Whether your retail business is marketing online or from a physical location, your bottom line relies on one thing: shoppers. Both shopping facilities and shopping habits have shifted over the years; and you probably don't dress, talk, or behave in the same way that you did a decade ago. In this piece, Ken Parnham (pictured below), general manager, Near, tells RetailTechNews that this is the same principle you should apply when building the perfect shopping experience.

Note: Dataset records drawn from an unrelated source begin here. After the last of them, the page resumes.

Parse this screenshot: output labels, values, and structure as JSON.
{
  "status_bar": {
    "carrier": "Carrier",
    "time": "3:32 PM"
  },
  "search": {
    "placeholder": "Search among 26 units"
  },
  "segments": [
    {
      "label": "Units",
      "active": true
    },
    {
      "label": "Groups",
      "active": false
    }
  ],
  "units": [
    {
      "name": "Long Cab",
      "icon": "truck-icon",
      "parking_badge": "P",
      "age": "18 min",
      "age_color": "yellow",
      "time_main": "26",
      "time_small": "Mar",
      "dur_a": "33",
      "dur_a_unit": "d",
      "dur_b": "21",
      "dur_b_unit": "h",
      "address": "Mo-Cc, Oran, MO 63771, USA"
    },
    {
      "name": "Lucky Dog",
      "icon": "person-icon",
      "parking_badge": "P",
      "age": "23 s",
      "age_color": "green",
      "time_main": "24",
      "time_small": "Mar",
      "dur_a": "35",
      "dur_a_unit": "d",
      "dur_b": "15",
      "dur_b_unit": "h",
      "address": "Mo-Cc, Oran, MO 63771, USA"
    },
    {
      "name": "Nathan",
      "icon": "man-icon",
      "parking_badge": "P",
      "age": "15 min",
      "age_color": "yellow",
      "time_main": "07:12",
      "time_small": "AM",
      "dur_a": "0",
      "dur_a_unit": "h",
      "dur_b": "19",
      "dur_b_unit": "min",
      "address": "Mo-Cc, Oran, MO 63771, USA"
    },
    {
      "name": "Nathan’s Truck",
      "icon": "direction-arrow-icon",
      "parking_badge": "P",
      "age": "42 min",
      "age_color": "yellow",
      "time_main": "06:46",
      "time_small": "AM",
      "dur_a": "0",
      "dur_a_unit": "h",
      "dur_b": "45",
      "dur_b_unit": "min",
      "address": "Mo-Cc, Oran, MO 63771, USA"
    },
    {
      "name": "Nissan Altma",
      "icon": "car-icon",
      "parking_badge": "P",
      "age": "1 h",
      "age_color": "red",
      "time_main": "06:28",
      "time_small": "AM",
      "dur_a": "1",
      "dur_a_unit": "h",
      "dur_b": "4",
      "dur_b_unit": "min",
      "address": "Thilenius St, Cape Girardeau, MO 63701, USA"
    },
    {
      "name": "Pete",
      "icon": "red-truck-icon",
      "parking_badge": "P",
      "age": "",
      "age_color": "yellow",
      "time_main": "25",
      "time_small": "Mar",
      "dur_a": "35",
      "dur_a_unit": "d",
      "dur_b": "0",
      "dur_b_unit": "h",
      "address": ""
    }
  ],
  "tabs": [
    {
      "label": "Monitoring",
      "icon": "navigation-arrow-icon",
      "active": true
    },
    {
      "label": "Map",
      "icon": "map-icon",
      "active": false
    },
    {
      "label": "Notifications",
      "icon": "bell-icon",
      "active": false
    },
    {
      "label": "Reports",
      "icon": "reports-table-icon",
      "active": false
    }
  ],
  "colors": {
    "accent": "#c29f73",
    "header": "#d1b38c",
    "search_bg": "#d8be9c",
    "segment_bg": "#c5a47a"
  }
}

The shopping experience has evolved and is continuing to do so. Product trends, marketing techniques, and payment methods constantly move in the retail landscape. When you truly know who your shopper is, how they shop, and where they shop, you can start to build some meaningful cross-channel marketing strategies that boost your visibility and bottom line.
Shoppers can typically be identified using one of three profiles: ‘The Loyal Shopper’, who sticks with the brands they like; ‘The Explorer’, who is thorough on research and reads reviews before making a purchase; and ‘The Uncertain Shopper’, who is undecided about a brand, and tends to visit physical stores looking for the best options and offers.
No matter what type of shopper you have visiting your store or website, most shoppers today make decisions in split seconds. This is thanks to the multiple touchpoints available to them when shopping and the smart devices they have at their disposal.
Shopper deep dive with data
With the right data insights, retailers can get to know who their shoppers are and how best to appeal to their needs.
Let's take a look at some research conducted by Near recently. We analysed UK shoppers during the Boxing Day sales to determine their preferences when shopping. The results revealed fascinating insights into the behaviour and characteristics of shoppers on and off the high street. Using this data, we can extract three key metrics to determine where retailers need to go next with their marketing strategies.
1) Know your customers' preferred shopping outlet
The study found that 42% of M&S shoppers preferred to visit the New Bond Street outlet, while 42% of Zara shoppers preferred the store on Oxford Street. Using this data, M&S could focus on implementing relevant product assortment strategies and relevant merchandising display for their New Bond Street store that could attract Zara shoppers shopping on Oxford Street.
Also, M&S could promote their clothing line on display advertising outside the Zara store to Zara shoppers who’ll be receptive to seeking out other nearby clothing stores.
2) Prepare for the latest sales event by getting insights from previous events
Last year's Black Friday was the biggest e-commerce shopping day in the UK ever recorded. If you want to capitalise on this mammoth sales event, you need to be prepared. You'll need to drum up interest and excitement early and ensure you are optimised for Black Friday across every channel. Again, your data can give you the insights you need to predict how and where shoppers will gather for bargains on the big day.
Our study on Black Friday in the U.S. found that fashion retail chains saw a higher (47%) footfall during Black Friday compared to sports retail (11%) and accessories retail (11%). By comparing these findings in UK, sports and accessories brands can use a more focused omnichannel strategy to increase walk-ins during the holiday season.
3) Know your customers' preferred shopping screen
When it comes to identifying how and where your shoppers pick up their purchases, data can be invaluable. By analysing offline footfall and online visitors and comparing these to your sales number per channel, a picture will start to emerge that shows which channels are trending. For example, you might be receiving more online sales via mobile devices than you are receiving offline sales. Analysing this with your spend per channel can help you direct your efforts to the sales channel that’s working.
Inadequate data today means losing your edge
In the race for the competitive edge, retailers must rely on high-quality and robust sets of data in order to stay at the top of shoppers' minds and relevant within their industry. Lack of geolocation data, inadequate data sets to get context, and failure to analyse insights effectively, often means losing out to the brands that have their finger firmly on the pulse of shopper data.